Court Services Manager Carla Campbell and Victim Advisor Katherine Heta show a similar sense of pride to Judge Harvey as they explain why and how they went about setting up the room.
‘Previously children and vulnerable witnesses had to sit in one of our unused jury rooms, which was a pretty sterile and cold environment.
‘By changing the décor and furniture, we knew we could make it a more comfortable and relaxing environment for children giving evidence at the court,’ says Katherine.
One wall of the room is covered by a large, colourful image, which looks a bit like a giant etch-a-sketch drawing on a glossy white background.
Carla explains. ‘It’s intended to relax the mind. We had to be careful about using specific images or cultural references, because they might carry negative connotations for a victim.’
At the back of the room a brightly coloured poster hangs loosely. ‘Take your time’, ‘tell the truth’, ‘don’t guess or make up answers’, ‘it’s OK to ask for a break’ is the advice set out in speech bubbles on the poster, to remind children of what’s important when giving evidence.
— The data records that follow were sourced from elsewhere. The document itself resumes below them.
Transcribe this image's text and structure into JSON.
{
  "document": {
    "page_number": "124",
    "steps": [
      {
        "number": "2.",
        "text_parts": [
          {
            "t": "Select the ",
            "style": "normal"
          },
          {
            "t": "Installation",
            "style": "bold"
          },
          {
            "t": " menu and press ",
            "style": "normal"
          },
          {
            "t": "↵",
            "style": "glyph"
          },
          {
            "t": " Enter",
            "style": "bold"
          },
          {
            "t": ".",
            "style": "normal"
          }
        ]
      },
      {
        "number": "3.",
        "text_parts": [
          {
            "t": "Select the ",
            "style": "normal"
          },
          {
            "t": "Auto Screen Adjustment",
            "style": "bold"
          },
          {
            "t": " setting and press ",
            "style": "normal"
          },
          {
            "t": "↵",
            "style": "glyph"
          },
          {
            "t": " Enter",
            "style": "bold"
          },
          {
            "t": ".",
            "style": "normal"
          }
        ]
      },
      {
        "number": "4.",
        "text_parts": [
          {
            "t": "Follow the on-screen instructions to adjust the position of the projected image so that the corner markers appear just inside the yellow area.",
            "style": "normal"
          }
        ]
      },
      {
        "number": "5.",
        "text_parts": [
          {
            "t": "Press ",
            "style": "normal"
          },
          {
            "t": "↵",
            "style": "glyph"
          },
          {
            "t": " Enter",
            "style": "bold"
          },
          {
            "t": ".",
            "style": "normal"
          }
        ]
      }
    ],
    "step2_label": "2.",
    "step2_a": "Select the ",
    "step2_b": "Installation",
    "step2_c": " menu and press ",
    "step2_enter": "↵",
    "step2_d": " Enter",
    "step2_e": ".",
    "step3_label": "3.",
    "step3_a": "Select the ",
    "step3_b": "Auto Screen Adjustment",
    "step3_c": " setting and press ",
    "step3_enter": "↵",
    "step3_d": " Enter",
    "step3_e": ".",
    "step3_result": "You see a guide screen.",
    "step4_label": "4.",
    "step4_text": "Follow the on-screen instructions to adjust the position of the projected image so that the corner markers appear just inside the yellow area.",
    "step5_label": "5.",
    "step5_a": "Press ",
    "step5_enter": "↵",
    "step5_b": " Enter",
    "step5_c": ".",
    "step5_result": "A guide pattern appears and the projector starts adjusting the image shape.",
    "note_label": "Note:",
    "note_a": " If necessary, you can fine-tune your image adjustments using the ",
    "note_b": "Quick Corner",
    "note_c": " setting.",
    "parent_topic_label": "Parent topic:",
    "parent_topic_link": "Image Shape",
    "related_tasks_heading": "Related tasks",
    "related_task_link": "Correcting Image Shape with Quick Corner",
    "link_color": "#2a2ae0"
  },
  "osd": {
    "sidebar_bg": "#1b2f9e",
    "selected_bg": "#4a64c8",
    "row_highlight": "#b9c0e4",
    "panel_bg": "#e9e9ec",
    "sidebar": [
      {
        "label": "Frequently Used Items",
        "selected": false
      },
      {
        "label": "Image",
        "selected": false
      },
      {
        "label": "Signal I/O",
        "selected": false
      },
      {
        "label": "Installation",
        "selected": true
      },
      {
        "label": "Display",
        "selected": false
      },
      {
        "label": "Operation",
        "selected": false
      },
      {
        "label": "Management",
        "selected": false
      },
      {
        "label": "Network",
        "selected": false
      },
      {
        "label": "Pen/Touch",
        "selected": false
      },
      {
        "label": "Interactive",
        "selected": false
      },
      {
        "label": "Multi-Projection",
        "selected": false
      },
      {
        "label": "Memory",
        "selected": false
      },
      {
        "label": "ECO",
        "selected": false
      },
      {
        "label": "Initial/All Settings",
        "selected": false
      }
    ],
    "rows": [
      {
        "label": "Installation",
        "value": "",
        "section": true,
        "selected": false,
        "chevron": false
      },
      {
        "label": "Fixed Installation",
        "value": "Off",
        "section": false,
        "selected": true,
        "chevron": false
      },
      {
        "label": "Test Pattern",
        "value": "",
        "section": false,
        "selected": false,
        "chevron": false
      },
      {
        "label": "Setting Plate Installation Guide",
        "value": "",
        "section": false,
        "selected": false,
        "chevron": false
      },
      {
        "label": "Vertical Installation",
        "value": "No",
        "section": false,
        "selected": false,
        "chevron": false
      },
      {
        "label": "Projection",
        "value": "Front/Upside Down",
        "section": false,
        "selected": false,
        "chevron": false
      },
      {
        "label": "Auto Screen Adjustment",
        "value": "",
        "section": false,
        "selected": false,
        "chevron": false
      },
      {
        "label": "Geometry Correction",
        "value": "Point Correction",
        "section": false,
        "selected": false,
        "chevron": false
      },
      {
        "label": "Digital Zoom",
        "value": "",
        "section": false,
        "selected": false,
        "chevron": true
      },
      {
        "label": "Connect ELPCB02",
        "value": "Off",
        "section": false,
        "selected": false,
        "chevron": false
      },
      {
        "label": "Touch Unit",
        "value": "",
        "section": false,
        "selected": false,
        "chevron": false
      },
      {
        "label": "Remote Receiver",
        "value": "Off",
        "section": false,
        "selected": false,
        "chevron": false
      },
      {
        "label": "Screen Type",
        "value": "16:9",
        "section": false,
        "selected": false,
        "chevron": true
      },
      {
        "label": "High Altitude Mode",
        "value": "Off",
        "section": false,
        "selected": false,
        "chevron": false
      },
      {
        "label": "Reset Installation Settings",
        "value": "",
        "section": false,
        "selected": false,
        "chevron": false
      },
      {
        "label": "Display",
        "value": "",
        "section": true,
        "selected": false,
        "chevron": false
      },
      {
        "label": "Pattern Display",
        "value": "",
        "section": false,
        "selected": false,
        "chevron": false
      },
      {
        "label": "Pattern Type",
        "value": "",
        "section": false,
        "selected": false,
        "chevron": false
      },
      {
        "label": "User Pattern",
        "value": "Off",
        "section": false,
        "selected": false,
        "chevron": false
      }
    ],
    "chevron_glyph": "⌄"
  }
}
Two computer screens are set up back-to-back in the centre of the room. Katherine explains how the screen on one side is where a child might be waiting to give evidence, with tools such as colouring-in books
and pencils to relax, while the other screen is the ‘business side’, where the child moves when the court is ready for them to give their evidence.
All of these changes are about making the environment as comfortable as possible for victims.
Katherine recalls one case where a mother refused to allow her children to give evidence because she was worried that coming to court would cause them further trauma.
‘After we showed her the new CCTV room she immediately relaxed, and convinced herself it would be OK.’